The mayor of the Buenos Aires town of Pehuajó, Pablo Zurro, has signed a controversial decree rejecting the Omnibus Law and the Decree of Necessity and Urgency of deregulation of the economy promoted by the national Government. He has proposed to declare legislators who vote in favor of these initiatives “persona non grata” in the municipality.

Zurro announced his initiative through his social network account and explained his decision in a video. The decree states that legislators who support the Omnibus Law and DNU 70/2023 will be declared persona non grata in the city of Pehuajó. It warns that these initiatives will cause a recession, erode family income, make health less accessible, and harm industries, SMEs, and businesses.

The decree also emphasizes the need to protect regional economies and small and medium-sized agricultural producers.

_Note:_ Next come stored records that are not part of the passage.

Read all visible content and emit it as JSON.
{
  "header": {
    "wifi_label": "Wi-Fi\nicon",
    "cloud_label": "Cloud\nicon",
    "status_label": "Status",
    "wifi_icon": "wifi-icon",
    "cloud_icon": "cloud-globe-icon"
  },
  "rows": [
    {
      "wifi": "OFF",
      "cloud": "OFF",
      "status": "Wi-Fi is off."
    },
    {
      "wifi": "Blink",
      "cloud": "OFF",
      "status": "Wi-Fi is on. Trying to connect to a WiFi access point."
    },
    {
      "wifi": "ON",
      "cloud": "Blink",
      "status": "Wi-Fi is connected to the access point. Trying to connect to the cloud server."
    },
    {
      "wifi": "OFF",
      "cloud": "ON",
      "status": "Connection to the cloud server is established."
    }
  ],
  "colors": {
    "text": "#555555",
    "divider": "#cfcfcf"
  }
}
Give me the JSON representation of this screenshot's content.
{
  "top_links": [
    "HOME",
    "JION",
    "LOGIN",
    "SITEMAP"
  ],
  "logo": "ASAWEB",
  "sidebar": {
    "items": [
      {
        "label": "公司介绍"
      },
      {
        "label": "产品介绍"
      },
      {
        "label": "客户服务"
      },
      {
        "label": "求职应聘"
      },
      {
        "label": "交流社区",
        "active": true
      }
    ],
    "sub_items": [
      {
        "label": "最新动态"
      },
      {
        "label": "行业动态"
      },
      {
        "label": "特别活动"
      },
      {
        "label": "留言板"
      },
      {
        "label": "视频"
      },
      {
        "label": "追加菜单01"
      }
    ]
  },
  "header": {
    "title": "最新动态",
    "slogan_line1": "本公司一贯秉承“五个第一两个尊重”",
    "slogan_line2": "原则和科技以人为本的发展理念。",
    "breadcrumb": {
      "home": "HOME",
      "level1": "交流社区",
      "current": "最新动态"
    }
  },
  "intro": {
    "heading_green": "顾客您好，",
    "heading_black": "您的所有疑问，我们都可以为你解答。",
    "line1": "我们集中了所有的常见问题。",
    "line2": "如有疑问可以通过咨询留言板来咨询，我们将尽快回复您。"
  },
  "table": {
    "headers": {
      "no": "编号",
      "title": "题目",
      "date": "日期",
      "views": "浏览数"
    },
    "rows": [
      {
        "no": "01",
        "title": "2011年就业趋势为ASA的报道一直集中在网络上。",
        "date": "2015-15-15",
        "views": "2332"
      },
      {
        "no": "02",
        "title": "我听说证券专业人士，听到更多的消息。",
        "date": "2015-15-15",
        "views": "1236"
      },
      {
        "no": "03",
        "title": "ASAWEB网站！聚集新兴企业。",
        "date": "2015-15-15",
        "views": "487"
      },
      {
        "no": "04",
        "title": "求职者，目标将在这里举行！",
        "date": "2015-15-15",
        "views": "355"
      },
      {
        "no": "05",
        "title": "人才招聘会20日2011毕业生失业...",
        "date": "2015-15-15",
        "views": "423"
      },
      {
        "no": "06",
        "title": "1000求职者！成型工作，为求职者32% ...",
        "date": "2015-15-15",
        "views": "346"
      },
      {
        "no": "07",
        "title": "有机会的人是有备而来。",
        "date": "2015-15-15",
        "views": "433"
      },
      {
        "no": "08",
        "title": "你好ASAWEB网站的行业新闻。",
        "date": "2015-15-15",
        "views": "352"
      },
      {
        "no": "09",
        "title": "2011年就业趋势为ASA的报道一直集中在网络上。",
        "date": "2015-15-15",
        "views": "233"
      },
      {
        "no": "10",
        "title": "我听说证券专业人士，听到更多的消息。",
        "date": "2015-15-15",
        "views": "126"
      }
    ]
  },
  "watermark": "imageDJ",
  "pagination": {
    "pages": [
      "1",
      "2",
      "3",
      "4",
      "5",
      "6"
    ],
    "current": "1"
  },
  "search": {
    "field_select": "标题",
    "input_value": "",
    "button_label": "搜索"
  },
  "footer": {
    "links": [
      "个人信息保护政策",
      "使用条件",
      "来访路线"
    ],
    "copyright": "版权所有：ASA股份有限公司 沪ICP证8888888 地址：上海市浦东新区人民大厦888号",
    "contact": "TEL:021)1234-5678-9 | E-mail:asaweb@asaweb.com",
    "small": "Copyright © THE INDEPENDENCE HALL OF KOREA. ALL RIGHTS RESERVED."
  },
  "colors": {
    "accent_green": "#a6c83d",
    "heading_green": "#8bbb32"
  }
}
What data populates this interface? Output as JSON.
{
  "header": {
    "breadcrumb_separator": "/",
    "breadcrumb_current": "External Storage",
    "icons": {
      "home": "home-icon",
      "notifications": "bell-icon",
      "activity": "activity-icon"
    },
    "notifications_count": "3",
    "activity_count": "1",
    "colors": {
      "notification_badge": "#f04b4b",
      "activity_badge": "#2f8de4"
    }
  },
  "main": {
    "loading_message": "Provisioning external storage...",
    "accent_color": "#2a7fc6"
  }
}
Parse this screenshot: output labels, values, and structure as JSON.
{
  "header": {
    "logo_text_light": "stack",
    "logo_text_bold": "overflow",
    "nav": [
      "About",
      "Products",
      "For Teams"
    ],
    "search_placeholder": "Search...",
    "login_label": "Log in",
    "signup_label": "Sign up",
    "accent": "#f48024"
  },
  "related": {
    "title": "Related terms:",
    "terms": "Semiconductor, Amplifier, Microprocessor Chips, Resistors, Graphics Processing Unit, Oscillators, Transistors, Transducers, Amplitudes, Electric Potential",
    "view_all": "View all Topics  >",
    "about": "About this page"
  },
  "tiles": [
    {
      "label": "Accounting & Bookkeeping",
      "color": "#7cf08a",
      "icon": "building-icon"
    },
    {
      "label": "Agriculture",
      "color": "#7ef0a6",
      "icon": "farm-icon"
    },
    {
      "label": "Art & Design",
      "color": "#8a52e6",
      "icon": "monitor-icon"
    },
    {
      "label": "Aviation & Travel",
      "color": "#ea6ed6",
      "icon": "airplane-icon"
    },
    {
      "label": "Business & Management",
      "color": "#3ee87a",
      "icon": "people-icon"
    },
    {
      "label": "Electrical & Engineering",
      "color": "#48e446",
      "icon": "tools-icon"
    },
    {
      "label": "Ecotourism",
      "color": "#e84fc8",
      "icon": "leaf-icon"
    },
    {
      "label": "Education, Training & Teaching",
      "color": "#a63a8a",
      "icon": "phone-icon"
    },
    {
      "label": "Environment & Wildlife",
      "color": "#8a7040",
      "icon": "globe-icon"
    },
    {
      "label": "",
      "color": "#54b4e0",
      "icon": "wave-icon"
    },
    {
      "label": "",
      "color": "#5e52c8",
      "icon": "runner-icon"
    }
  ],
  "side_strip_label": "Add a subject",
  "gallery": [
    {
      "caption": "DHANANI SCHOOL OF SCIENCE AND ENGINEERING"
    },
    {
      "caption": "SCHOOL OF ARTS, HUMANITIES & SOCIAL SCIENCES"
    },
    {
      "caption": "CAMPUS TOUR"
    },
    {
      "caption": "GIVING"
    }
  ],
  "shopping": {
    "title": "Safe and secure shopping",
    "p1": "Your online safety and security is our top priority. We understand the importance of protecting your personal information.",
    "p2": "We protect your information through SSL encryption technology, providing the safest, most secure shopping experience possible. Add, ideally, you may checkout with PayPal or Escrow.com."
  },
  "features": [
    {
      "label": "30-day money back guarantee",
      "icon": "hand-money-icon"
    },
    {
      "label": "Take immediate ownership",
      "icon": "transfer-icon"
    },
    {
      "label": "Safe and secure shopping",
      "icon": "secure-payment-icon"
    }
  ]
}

It expresses concern about the attack on unions and the intention to eliminate the right to strike. Zurro criticizes the current government’s handling of the economy and the impact of external debt on the country.

Zurro’s opposition to the Omnibus Law has been met with criticism. Fernando Rovello, a provincial deputy, called Zurro’s positioning absurd and accused him of prioritizing political alliances over the needs of the people. He argued that the mayor and the governor should focus on addressing the challenges faced by the community.

The government is seeking votes to obtain half-sanction in the Chamber of Deputies for the “Bases” bill. The bill has encountered resistance from governors and Congress members due to its fiscal implications. The government has made changes to the bill in response to the opposition, but the legislative process is ongoing.

Overall, Zurro’s decree and the government’s efforts to pass the Omnibus Law have sparked controversy and debate. The impact of these initiatives on the economy and the well-being of the people remains a topic of concern for many. The political landscape in Buenos Aires and beyond continues to evolve as these issues are addressed.